Drugą książką, którą podczytuję równolegle, jest druga część cyklu "tunele" Gordona i Williamsa. Nie wiem, czy to ja dorosłam, czy tłumaczenie jest kiebskie, ale styl pisania podoba mi się znacznie mniej, niż kiedyś.
Z tymi książkami, to jest cała historia, bo jak ja byłam młodsza, a książki istniały dla mnie tylko w formie audiobooków, pozaczynałam mnóstwo różnych serii. Potem, ponieważ "niezmiernie mądrzy" polscy wydawcy wydawali tylko pierwszą częśćw formie audio, reszty zaś świat nie widział, musiałam przestać czytać, no bo jeszcze nie bardzo czytałam na komputerze. A kiedy już wreszcie zaczęłam na komputerze, co z całego serca wszystkim radzę, jeśli nie mogą czytać normalnego druku, to okazało się, że połowy z tych serii nie pamiętam i musiałabym zaczynać od początku, żeby je do końca znać. Nie pamiętam, który cykl zmusił mnie wreszcie do sięgnięcia po wersje tekstowe, jednak autorowi jestem niezmiernie wdzięczna za tę przysługę. No i teraz, czasami zdarza się, że o jakiejś serii sobie przypomnę i zacznę ją wreszcie kończyć. Tak było z "Percym Jacksonem" Rjordana, (przeszedł próbę czasu), a teraz przyszedł czas na "tunele", w tym przypadku jeszcze nie wiem. Pomysł fajny, wszystko dobrze, ale dialogi? Raaaaaany… Mam nadzieję, że potem będzie lepiej. Dochodzą mnie słuchy, że owszem, będzie, no więc czytam.
Za to książką, którą mogę z czystym sumieniem polecić, jest autobiografia Timbalanda. Jak ktoś się interesuje muzyką popularną, hiphopem, produkcją muzyczną, lubi Timbalanda, albo widzi jakikolwiek inny powód, to radzę przeczytać. Nie wiem tylko, czy dorobiła się ta książka wersji polskiej.

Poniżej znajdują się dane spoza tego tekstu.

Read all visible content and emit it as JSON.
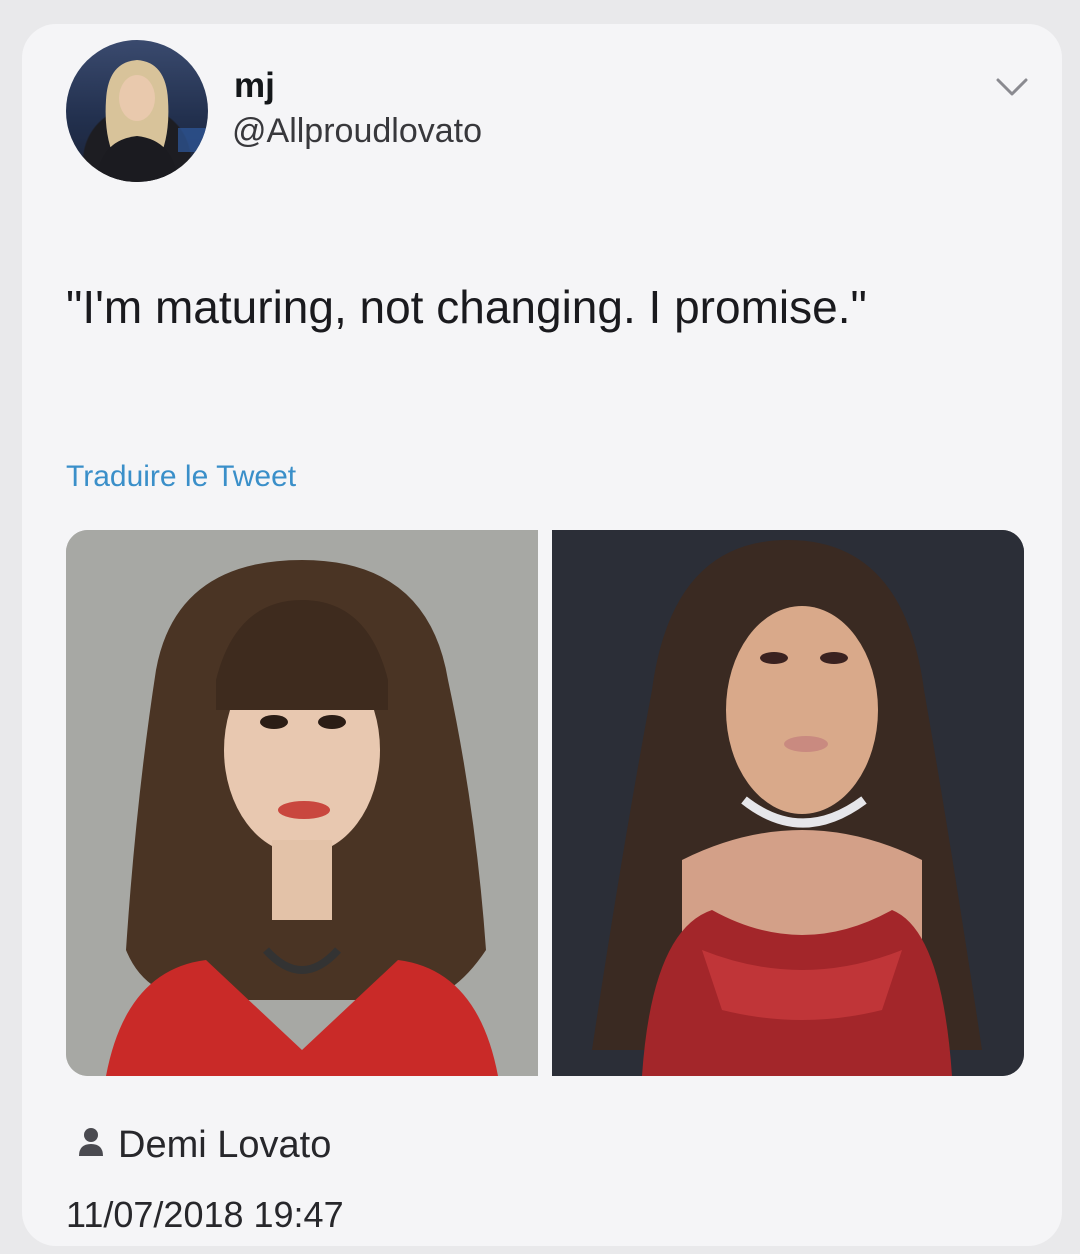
{
  "tweet": {
    "display_name": "mj",
    "handle": "@Allproudlovato",
    "text": "\"I'm maturing, not changing. I promise.\"",
    "translate_label": "Traduire le Tweet",
    "tagged_person": "Demi Lovato",
    "timestamp": "11/07/2018 19:47"
  },
  "icons": {
    "menu": "chevron-down-icon",
    "tag": "person-icon"
  },
  "colors": {
    "link": "#3a8fc9",
    "text": "#1a1a1e",
    "card": "#f5f5f7"
  }
}
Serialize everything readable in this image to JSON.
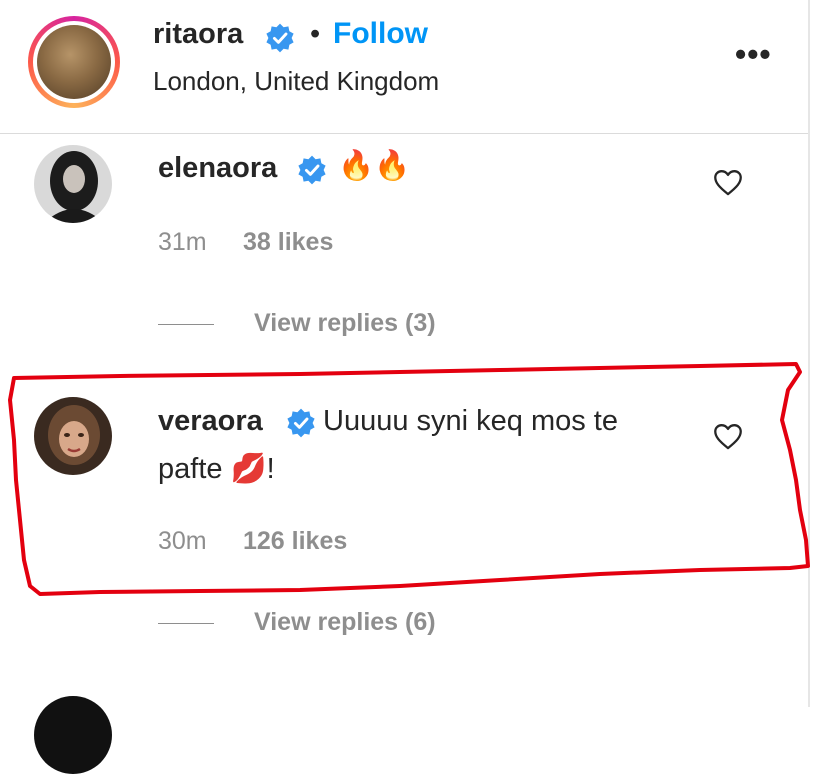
{
  "post_header": {
    "username": "ritaora",
    "separator": "•",
    "follow_label": "Follow",
    "location": "London, United Kingdom",
    "more_label": "•••"
  },
  "comments": [
    {
      "username": "elenaora",
      "text": "🔥🔥",
      "time": "31m",
      "likes": "38 likes",
      "view_replies": "View replies (3)"
    },
    {
      "username": "veraora",
      "text_line1": "Uuuuu syni keq mos te",
      "text_line2_prefix": "pafte ",
      "text_line2_emoji": "💋",
      "text_line2_suffix": "!",
      "time": "30m",
      "likes": "126 likes",
      "view_replies": "View replies (6)"
    }
  ],
  "colors": {
    "accent": "#0095f6",
    "verified": "#3897f0",
    "secondary_text": "#8e8e8e",
    "highlight_stroke": "#e3000f"
  }
}
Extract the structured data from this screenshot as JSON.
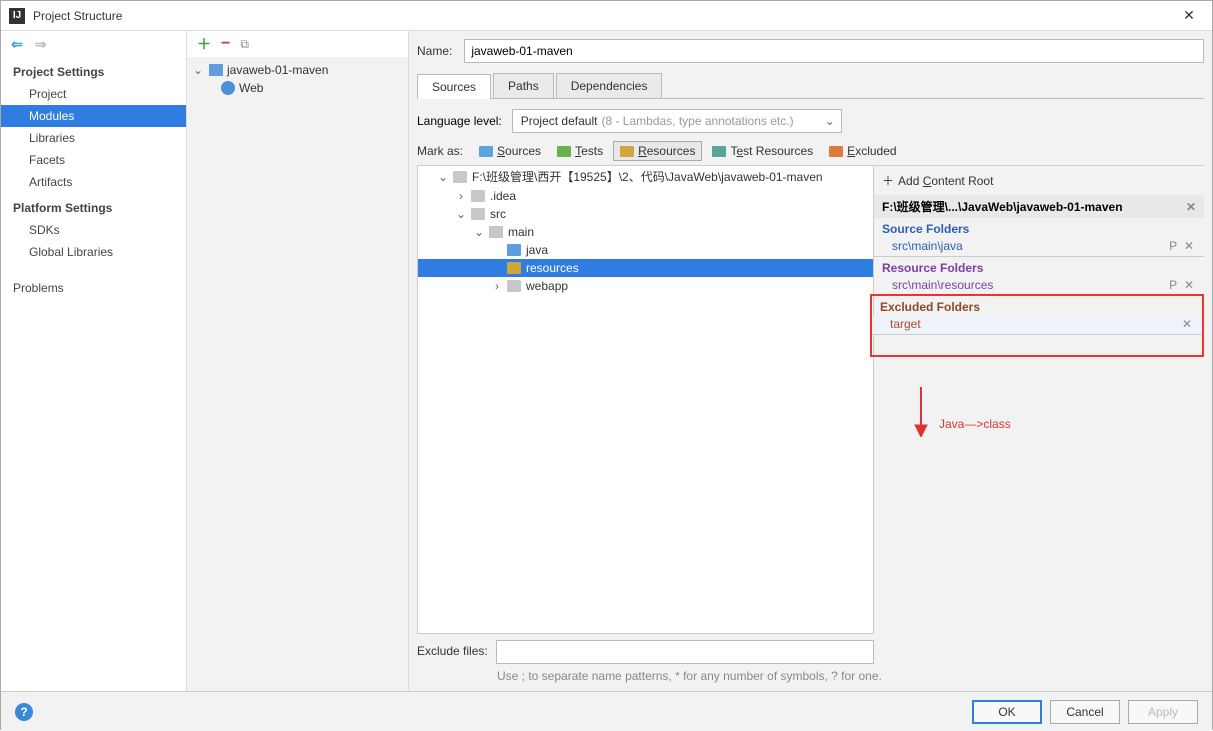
{
  "window": {
    "title": "Project Structure"
  },
  "sidebar": {
    "sections": [
      {
        "title": "Project Settings",
        "items": [
          "Project",
          "Modules",
          "Libraries",
          "Facets",
          "Artifacts"
        ],
        "selected": 1
      },
      {
        "title": "Platform Settings",
        "items": [
          "SDKs",
          "Global Libraries"
        ]
      },
      {
        "title": "",
        "items": [
          "Problems"
        ]
      }
    ]
  },
  "modules_tree": {
    "root": "javaweb-01-maven",
    "children": [
      "Web"
    ]
  },
  "name_field": {
    "label": "Name:",
    "value": "javaweb-01-maven"
  },
  "tabs": [
    "Sources",
    "Paths",
    "Dependencies"
  ],
  "active_tab": 0,
  "language_level": {
    "label": "Language level:",
    "value": "Project default",
    "hint": "(8 - Lambdas, type annotations etc.)"
  },
  "mark_as": {
    "label": "Mark as:",
    "buttons": [
      {
        "name": "Sources",
        "color": "blue",
        "u": "S"
      },
      {
        "name": "Tests",
        "color": "green",
        "u": "T"
      },
      {
        "name": "Resources",
        "color": "gold",
        "u": "R",
        "outlined": true
      },
      {
        "name": "Test Resources",
        "color": "teal",
        "u": ""
      },
      {
        "name": "Excluded",
        "color": "orange",
        "u": "E"
      }
    ]
  },
  "src_tree": {
    "root": "F:\\班级管理\\西开【19525】\\2、代码\\JavaWeb\\javaweb-01-maven",
    "nodes": [
      {
        "label": ".idea",
        "indent": 2,
        "expandable": true,
        "expanded": false
      },
      {
        "label": "src",
        "indent": 2,
        "expandable": true,
        "expanded": true
      },
      {
        "label": "main",
        "indent": 3,
        "expandable": true,
        "expanded": true
      },
      {
        "label": "java",
        "indent": 4,
        "expandable": false,
        "blue": true
      },
      {
        "label": "resources",
        "indent": 4,
        "expandable": false,
        "selected": true,
        "gold": true
      },
      {
        "label": "webapp",
        "indent": 4,
        "expandable": true,
        "expanded": false
      }
    ]
  },
  "content_root": {
    "add_label": "Add Content Root",
    "path": "F:\\班级管理\\...\\JavaWeb\\javaweb-01-maven",
    "groups": [
      {
        "title": "Source Folders",
        "color": "blue",
        "items": [
          "src\\main\\java"
        ]
      },
      {
        "title": "Resource Folders",
        "color": "purple",
        "items": [
          "src\\main\\resources"
        ]
      },
      {
        "title": "Excluded Folders",
        "color": "brown",
        "items": [
          "target"
        ],
        "boxed": true
      }
    ]
  },
  "annotation": "Java—>class",
  "exclude": {
    "label": "Exclude files:",
    "value": "",
    "hint": "Use ; to separate name patterns, * for any number of symbols, ? for one."
  },
  "footer": {
    "ok": "OK",
    "cancel": "Cancel",
    "apply": "Apply"
  }
}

Nazywa się"the emperor of sound".
Z książkami to na razie tyle, czas na świat muzyczny.
Trzeciego grudnia byłam na koncercie zespołu AJR, a supportem byłbrytyjski zespół Flaws, którego wcześniej nie znałam, ale cieszę się, że ten stan rzeczy się zmienił. O koncercie chyba napiszę oddzielny wpis, bo AJR na to zasługuje.
Co do płyt, co mi się ostatnio spodobało…? Hmmmmm… Brat Billie Eilish wydał EPkę. Jest dobrym producentem i całkiem fajnie pisze, więc lubię te kawałki. Dalej… Wyszło "fine line" Stylesa. Uważam, że wokalistom One Direction bardzo posłużyły solowe kariery. Dużo fajniejsze rzeczy robią, będąc solowymi artystami. Może oprócz Liama, ale to już tylko moje zdanie.
Alec Benjamin wydał nowy singiel.
Odchodząc trochę od tego popu, FooFighters non stop wydaje EPki, w tytułach są numery. Ktoś wie, co oznaczają te numery?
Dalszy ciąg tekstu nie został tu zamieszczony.